The face, the trunk, the extremities, and the scalp are involved. Lesions appear in covered and uncovered areas. Lesions may be seen on the palms and the soles. Necrosis, petechiae, and ulceration may be features. Pain is unusual, and, if it occurs, it is often associated with secondary bacterial infection. Pruritus may occur.

In patients who have been previously vaccinated against smallpox, a milder form of disease occurs. In children, the lesions may appear as nonspecific, erythematous papules that are 1-5 mm in diameter and suggestive of arthropod bite reactions. Subtle umbilication may be seen.

In the African outbreaks, 20% of unvaccinated patients developed a confluent, erythematous eruption on the face and the upper part of the trunk, which some authors have termed the septicemic rash of monkeypox. [33]

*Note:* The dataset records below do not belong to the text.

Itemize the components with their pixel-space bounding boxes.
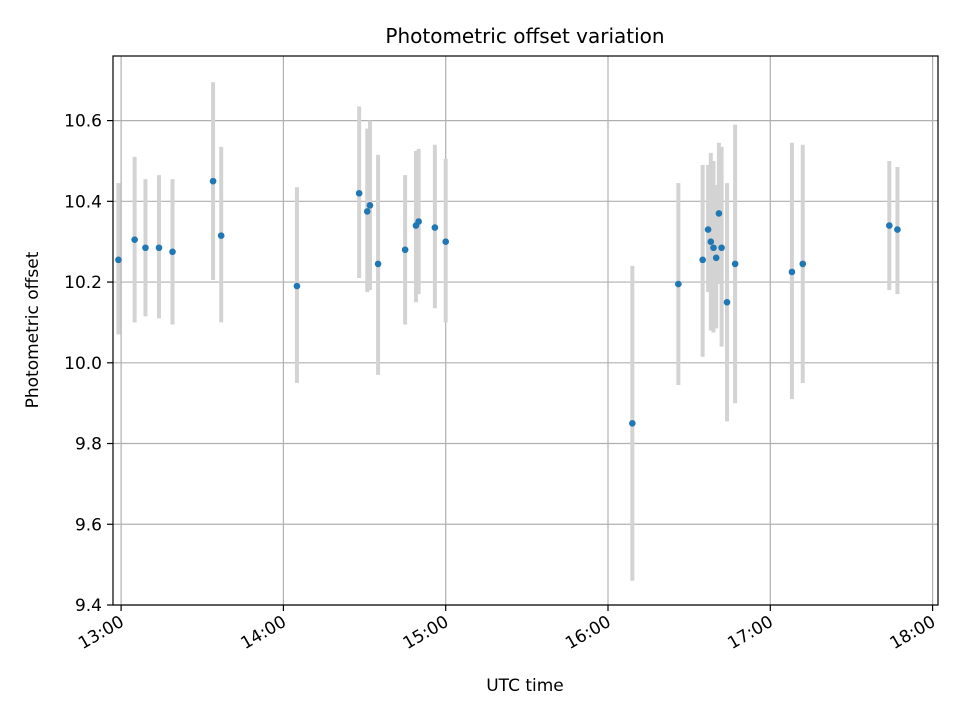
x-axis-label: UTC time <box>486 676 564 696</box>
data-point <box>894 226 901 233</box>
data-point <box>355 189 363 197</box>
data-point <box>799 260 807 268</box>
data-point <box>366 202 374 209</box>
data-point <box>293 282 301 290</box>
data-point <box>442 238 450 245</box>
data-points <box>115 177 901 427</box>
data-point <box>629 420 636 427</box>
data-point <box>415 218 422 225</box>
plot-frame <box>112 55 939 606</box>
data-point <box>131 236 138 243</box>
data-point <box>718 244 725 252</box>
data-point <box>704 226 712 233</box>
data-point <box>731 260 739 268</box>
data-point <box>699 256 706 264</box>
data-point <box>712 254 720 262</box>
y-tick-label: 10.4 <box>64 192 102 212</box>
data-point <box>675 280 682 288</box>
data-point <box>363 208 371 215</box>
data-point <box>788 268 796 276</box>
data-point <box>886 222 893 229</box>
data-point <box>431 224 439 231</box>
data-point <box>374 260 382 268</box>
data-point <box>715 210 723 217</box>
data-point <box>209 177 217 185</box>
chart-title: Photometric offset variation <box>385 24 664 48</box>
data-point <box>710 244 717 252</box>
y-tick-label: 9.8 <box>75 435 102 455</box>
y-tick-label: 10.2 <box>64 273 102 293</box>
data-point <box>155 244 163 252</box>
y-axis-label: Photometric offset <box>23 251 43 408</box>
data-point <box>142 244 149 252</box>
data-point <box>169 248 176 256</box>
grid <box>113 56 938 606</box>
data-point <box>115 256 122 264</box>
data-point <box>707 238 715 245</box>
y-axis-ticks: 9.4 9.6 9.8 10.0 10.2 10.4 10.6 <box>64 112 113 616</box>
y-tick-label: 9.4 <box>75 596 102 616</box>
data-point <box>723 298 731 306</box>
y-tick-label: 10.6 <box>64 112 102 132</box>
y-tick-label: 9.6 <box>75 515 102 535</box>
data-point <box>401 246 409 254</box>
y-tick-label: 10.0 <box>64 354 102 374</box>
data-point <box>217 232 225 239</box>
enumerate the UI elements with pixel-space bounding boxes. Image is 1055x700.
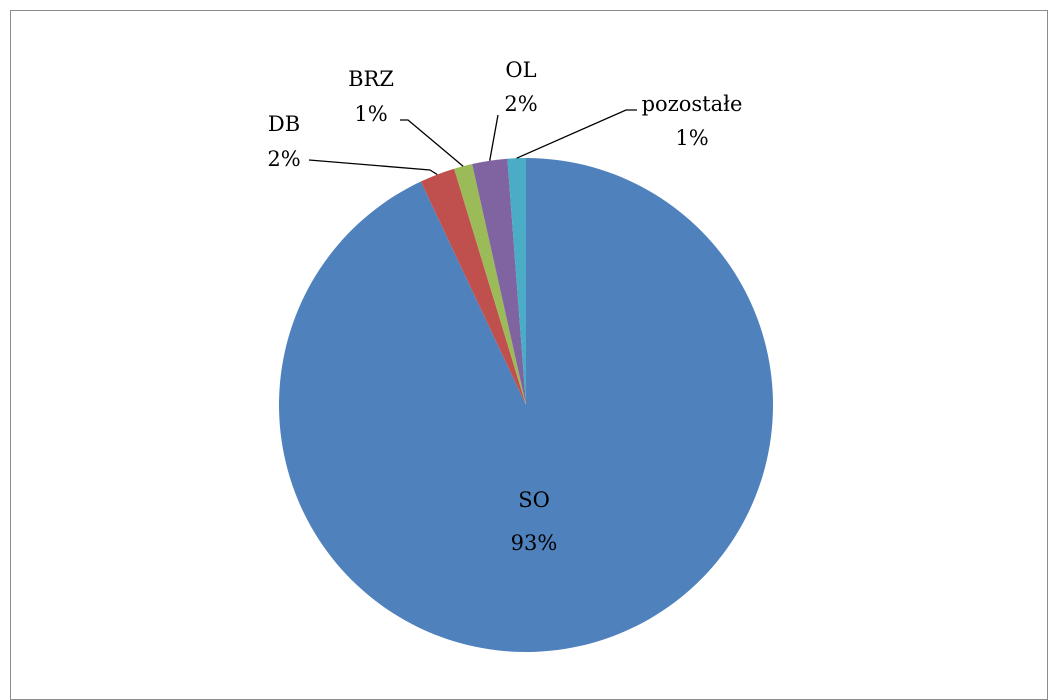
pie-slice-pozosta-e [507,158,526,405]
data-label-db-percent: 2% [267,147,300,171]
pie-slice-so [279,158,774,652]
data-label-ol-category: OL [505,58,536,82]
data-label-so-percent: 93% [511,531,558,555]
pie-slice-db [420,168,526,405]
leader-line-db [308,159,438,176]
data-label-pozostale-percent: 1% [675,126,708,150]
data-label-brz-percent: 1% [354,102,387,126]
data-label-so-category: SO [518,488,550,512]
data-label-pozostale-category: pozostałe [642,92,743,116]
pie-slice-brz [454,163,526,405]
data-labels: SO 93% DB 2% BRZ 1% OL 2% pozostałe 1% [267,58,742,555]
leader-line-brz [400,119,464,167]
leader-line-pozosta-e [516,109,637,159]
leader-lines [308,109,637,176]
pie-slices [279,158,774,652]
leader-line-ol [489,114,499,161]
pie-slice-ol [472,158,526,405]
data-label-brz-category: BRZ [348,67,394,91]
data-label-db-category: DB [268,112,300,136]
data-label-ol-percent: 2% [504,92,537,116]
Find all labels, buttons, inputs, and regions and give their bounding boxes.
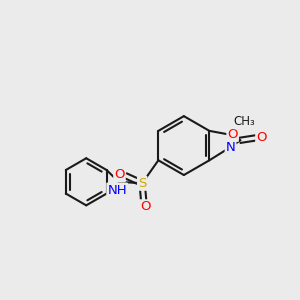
Text: O: O [227,128,238,141]
Text: NH: NH [107,184,127,196]
Text: O: O [114,168,125,181]
Text: O: O [256,131,267,144]
Text: N: N [226,141,236,154]
Text: S: S [138,177,146,190]
Text: CH₃: CH₃ [233,115,255,128]
Text: O: O [140,200,150,213]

Hemorrhagic and flat forms, which can be seen with smallpox, have not been reported in patients with monkeypox. Deep pock scars can result as the lesions resolve. 

Ocular monkeypox

Ocular monkeypox is a potentially sight-threatening infection and requires urgent assessment and treatment. Signs and symptoms include vision changes, eye pain, itching, redness, swelling, and foreign body sensation. Clinicians should consider prompt initiation of treatment with systemic antiviral therapy, in addition to trifluridine ophthalmic drops in patients with ocular manifestations.